How it differs from HS
- Warm AIHA = IgG-mediated, extravascular hemolysis in spleen
- Smear can also show spherocytes (important trap)
- The differentiator: Direct Coombs (DAT) is positive in AIHA
Rule you should memorize
- Spherocytes + DAT positive → warm AIHA
- Spherocytes + DAT negative → hereditary spherocytosis (or less commonly other non-immune causes)
C. Decreased G6PD activity leading to oxidative hemolysis
This is G6PD deficiency, which is usually episodic hemolysis after oxidative stress (sulfa drugs, dapsone, primaquine, fava beans, infection).
What you’d see instead
- Smear: bite cells and Heinz bodies (denatured Hb; Heinz bodies seen with supravital stain)
- Often X-linked recessive
- Hemolysis can be intravascular and extravascular
Key separation
- HS gives spherocytes without central pallor and ↑ MCHC
- G6PD gives bite cells/Heinz bodies, not classic spherocytes as the main finding
D. Point mutation in β-globin causing polymerization under deoxygenation
This is sickle cell disease.
What you’d expect
- Smear: sickled cells, target cells
- Complications: vaso-occlusive crises, acute chest syndrome, functional asplenia (autosplenectomy)

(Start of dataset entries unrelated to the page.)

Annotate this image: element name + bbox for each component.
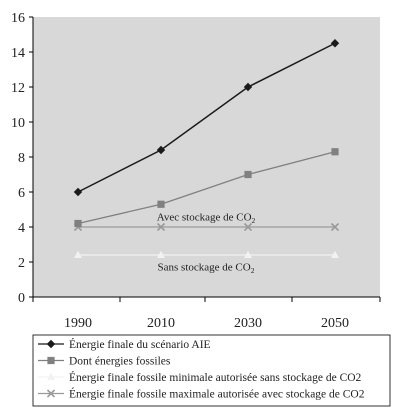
legend-label: Énergie finale du scénario AIE [69,337,211,351]
series-1-point [243,82,253,92]
series-4-point [330,222,340,232]
series-4-point [156,222,166,232]
y-tick-label: 14 [11,46,25,61]
series-1-point [156,145,166,155]
annotation-text: Sans stockage de CO [158,262,251,274]
annotation-subscript: 2 [251,266,255,275]
series-1-point [330,39,340,48]
series-line-1 [77,42,336,193]
y-tick-label: 2 [18,256,25,271]
x-tick-label: 2030 [234,316,262,331]
series-3-point [244,250,252,258]
series-2-point [74,219,82,228]
legend-label: Dont énergies fossiles [69,356,171,368]
series-3-point [157,250,165,258]
x-tick-label: 2050 [321,316,349,331]
series-line-2 [77,151,336,225]
y-tick-label: 8 [18,151,25,166]
legend-box [32,334,391,407]
series-2-point [331,148,339,156]
x-tick-label: 1990 [64,316,92,331]
legend-label: Énergie finale fossile maximale autorisé… [69,387,365,401]
series-3-point [331,250,339,258]
y-tick-label: 6 [18,186,25,201]
annotation-subscript: 2 [252,216,256,225]
series-2-point [244,170,252,179]
legend-label: Énergie finale fossile minimale autorisé… [69,370,362,384]
legend-swatch-marker [47,356,55,365]
series-1-point [73,187,83,197]
annotation-label: Avec stockage de CO2 [157,212,256,226]
series-3-point [74,250,82,258]
x-tick-label: 2010 [147,316,175,331]
legend-swatch-marker [47,372,55,380]
y-tick-label: 4 [18,221,25,236]
y-tick-label: 12 [11,81,25,96]
y-tick-label: 0 [18,291,25,306]
legend-swatch-marker [46,339,56,349]
y-tick-label: 10 [11,116,25,131]
y-tick-label: 16 [11,11,25,26]
plot-area [33,17,380,297]
legend-swatch-marker [46,389,56,398]
series-4-point [243,222,253,232]
annotation-text: Avec stockage de CO [157,212,252,224]
annotation-label: Sans stockage de CO2 [158,262,255,276]
series-2-point [157,200,165,208]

- Hemolysis occurs, but the morphology and clinical course are different (pain crises, infarcts)
One-liner
- HS is a membrane problem → splenic trapping
- Sickle cell is a hemoglobin polymerization problem → vaso-occlusion + hemolysis
E. Decreased hepcidin leading to increased intestinal iron absorption
This is describing hereditary hemochromatosis physiology (classically low hepcidin → increased ferroportin activity → increased iron absorption/release).
Why it doesn’t fit
- Hemochromatosis causes iron overload, not hemolytic anemia
- You’d see elevated ferritin, elevated transferrin saturation, organ findings (cirrhosis, diabetes, cardiomyopathy, skin hyperpigmentation)
USMLE pearl
- Chronic hemolysis can cause pigmented gallstones, but it does not equal iron overload via low hepcidin as the primary issue.

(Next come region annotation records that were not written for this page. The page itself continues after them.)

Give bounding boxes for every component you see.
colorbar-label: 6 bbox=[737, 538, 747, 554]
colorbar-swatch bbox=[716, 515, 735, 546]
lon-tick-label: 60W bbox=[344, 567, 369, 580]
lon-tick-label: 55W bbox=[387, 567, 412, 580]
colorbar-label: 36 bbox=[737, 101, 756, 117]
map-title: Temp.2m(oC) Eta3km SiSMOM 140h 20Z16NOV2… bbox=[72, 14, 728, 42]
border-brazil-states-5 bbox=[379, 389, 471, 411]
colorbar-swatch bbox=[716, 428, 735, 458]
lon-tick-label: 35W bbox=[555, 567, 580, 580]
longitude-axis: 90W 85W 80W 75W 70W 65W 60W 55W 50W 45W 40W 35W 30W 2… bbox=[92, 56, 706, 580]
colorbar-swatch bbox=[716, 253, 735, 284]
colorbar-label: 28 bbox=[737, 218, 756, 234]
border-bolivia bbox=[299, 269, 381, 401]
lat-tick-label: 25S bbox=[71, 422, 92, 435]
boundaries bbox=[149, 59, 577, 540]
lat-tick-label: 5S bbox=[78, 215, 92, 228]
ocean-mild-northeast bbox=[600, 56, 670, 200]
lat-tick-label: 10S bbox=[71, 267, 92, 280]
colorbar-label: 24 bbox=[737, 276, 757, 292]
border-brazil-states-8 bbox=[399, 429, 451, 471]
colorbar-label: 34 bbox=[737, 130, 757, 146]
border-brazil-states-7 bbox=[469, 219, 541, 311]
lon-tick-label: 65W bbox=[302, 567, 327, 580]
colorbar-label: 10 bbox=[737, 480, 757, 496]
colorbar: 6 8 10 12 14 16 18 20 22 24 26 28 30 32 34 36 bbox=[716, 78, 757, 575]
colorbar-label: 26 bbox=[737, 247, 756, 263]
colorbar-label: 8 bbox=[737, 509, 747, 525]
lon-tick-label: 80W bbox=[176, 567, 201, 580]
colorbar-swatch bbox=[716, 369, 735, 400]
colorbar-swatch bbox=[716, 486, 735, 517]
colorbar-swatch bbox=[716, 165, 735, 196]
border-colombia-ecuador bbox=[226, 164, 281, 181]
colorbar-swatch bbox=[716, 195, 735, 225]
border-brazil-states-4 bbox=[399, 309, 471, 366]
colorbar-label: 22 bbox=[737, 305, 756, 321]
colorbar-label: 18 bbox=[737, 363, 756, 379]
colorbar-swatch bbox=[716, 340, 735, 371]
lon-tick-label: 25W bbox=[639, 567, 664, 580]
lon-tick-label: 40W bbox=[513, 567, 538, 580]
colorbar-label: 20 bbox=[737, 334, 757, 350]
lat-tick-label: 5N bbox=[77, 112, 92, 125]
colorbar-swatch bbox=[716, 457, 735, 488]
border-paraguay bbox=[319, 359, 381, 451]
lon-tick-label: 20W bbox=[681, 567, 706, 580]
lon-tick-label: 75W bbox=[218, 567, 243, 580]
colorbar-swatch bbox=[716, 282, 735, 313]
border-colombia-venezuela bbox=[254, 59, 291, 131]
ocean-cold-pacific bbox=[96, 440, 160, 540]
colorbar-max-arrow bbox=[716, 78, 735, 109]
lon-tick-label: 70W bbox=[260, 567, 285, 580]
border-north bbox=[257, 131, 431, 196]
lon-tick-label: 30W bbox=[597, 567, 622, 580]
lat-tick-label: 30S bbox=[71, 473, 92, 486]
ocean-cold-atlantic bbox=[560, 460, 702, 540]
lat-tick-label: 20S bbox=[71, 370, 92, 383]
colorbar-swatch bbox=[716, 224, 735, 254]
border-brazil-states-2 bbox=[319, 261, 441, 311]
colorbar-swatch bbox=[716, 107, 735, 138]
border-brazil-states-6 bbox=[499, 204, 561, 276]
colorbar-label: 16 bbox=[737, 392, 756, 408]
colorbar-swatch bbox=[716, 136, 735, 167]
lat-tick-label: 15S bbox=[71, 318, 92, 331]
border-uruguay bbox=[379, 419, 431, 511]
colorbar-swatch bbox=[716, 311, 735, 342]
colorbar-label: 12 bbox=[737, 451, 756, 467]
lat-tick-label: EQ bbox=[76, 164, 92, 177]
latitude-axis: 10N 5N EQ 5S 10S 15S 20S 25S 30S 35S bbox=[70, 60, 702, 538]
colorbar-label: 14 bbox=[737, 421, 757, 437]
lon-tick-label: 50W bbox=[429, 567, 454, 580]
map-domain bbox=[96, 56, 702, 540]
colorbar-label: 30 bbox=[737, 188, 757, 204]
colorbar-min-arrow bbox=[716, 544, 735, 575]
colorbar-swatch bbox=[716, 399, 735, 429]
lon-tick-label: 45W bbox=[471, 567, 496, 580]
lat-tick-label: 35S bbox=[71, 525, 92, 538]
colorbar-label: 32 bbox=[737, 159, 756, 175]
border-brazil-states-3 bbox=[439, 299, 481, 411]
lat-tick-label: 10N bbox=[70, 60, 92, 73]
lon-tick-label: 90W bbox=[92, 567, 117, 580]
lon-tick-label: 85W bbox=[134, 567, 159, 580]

Quick Comparison Table (Exam-Friendly)
| Condition | Hemolysis Type | Smear | Coombs (DAT) | Key Triggers/Clues | Classic Pearl |
|---|---|---|---|---|---|
| Hereditary spherocytosis | Extravascular | Spherocytes | Negative | AD family history, splenomegaly | ↑ MCHC, ↑ osmotic fragility |
| Warm AIHA | Extravascular | Spherocytes | Positive | Autoimmune disease, CLL, drugs | IgG; improves with steroids/splenectomy |
| G6PD deficiency | Episodic (often intravascular + extravascular) | Bite cells, Heinz bodies | Negative | Sulfas, dapsone, primaquine, fava, infection | X-linked; NADPH protects glutathione |
| Sickle cell disease | Hemolysis + vaso-occlusion | Sickle cells, target cells | Negative | Pain crises, acute chest | Autosplenectomy; HbS polymerizes |
| Hemochromatosis | Not hemolytic | N/A | N/A | “Bronze diabetes,” cirrhosis | Low hepcidin; ↑ transferrin saturation |
The Takeaway: What the Question Writer Wanted
This item is testing whether you can:
- Recognize spherocytes and interpret them correctly
- Separate immune vs non-immune hemolysis using Direct Coombs
- Tie classic hemolysis labs to the correct mechanism:
- HS = membrane defect → splenic sequestration → extravascular hemolysis
- Avoid the classic trap: “Spherocytes = warm AIHA” (only true if DAT+)
If you can explain why each distractor is wrong in one sentence, you’re no longer guessing—you’re diagnosing.